The data can’t be ignored, TPH said.

“Our previously bullish call on 2016 gas followed years of being gas bears and was based on our recognition of moderating Northeast growth, which is still ongoing, combined with declining associated and dry gas volumes,” which already are being seen, TPH said.

Even though Northeast supply growth is decelerating, “absolute volumes have surprised to the upside; a drop in coal price has lowered switching economics; and industrial sector demand has been weaker than expected,” off about 500 MMcf/d versus TPH’s forecast.

Coal prices in 2016 likely are weak, which is going to hurt natural gas as utility coal contracting season begins, TPH said.

“The price utilities and power producers pay for their coal inventory impacts generation decisions and ultimately relative gas/coal generation market share,” the analysts said. “Low coal prices means power generation coal more competitive and drops the natural gas price point of indifference.”

Weather forecasters also are lining up around warm winter weather because of El Nino, which they see as an increasingly likely event.

“A winter 10% warmer than average would require a TPH estimated full year gas price 40 cents/MMBtu lower than our baseline forecast to keep storage levels in check,” TPH said. By comparison, the winter of 2011-2012 was 14% warmer than average and the “last strong” El Nino in 1997-1998 was 7% warmer.

“If we do get a warmer winter, look for a repeat of 2011/2012, with lower prices in early 2016 improving throughout the year.”

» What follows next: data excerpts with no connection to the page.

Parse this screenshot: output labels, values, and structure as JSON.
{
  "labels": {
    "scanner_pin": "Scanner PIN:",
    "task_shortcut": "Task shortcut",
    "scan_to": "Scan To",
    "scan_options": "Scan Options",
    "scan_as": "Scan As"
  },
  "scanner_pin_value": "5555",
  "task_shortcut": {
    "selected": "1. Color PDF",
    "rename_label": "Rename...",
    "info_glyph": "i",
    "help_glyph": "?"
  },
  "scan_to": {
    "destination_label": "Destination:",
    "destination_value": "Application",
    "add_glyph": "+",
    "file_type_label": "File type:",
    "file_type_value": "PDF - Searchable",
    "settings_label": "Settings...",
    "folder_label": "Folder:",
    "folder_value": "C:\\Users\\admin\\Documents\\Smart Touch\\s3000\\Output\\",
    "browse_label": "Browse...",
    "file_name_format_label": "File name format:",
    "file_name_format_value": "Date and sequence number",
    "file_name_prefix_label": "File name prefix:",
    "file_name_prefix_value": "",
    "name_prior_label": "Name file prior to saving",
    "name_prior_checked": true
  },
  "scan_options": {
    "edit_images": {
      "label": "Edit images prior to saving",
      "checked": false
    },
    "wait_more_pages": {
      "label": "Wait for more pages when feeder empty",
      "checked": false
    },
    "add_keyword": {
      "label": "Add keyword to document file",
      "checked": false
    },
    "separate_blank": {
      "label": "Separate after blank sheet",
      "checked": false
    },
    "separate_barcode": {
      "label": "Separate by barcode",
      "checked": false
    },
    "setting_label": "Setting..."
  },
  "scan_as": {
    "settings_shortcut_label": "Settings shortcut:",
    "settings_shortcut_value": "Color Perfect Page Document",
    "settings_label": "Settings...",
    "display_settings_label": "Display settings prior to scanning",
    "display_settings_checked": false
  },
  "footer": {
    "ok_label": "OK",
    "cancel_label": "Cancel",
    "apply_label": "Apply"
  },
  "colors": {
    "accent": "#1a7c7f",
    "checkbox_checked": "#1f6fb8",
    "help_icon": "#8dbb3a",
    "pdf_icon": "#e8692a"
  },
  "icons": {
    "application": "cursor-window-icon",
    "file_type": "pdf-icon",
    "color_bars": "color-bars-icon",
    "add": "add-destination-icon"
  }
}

The ugliness in U.S. gas prices would impact domestic exploration and production (E&P) companies, too, said Raymond James. Because capital budgets and rig counts likely would be reset “we are lowering our 2016 E&P spending and U.S. rig count assumptions meaningfully,” Adkins said. “We now expect 2016 U.S. E&P spending to be down about 35% (versus our prior expectation of a 3% increase) and the average 2016 U.S. average rigs to fall about 30% to 700 average rigs (from 966 average rigs in 2015).”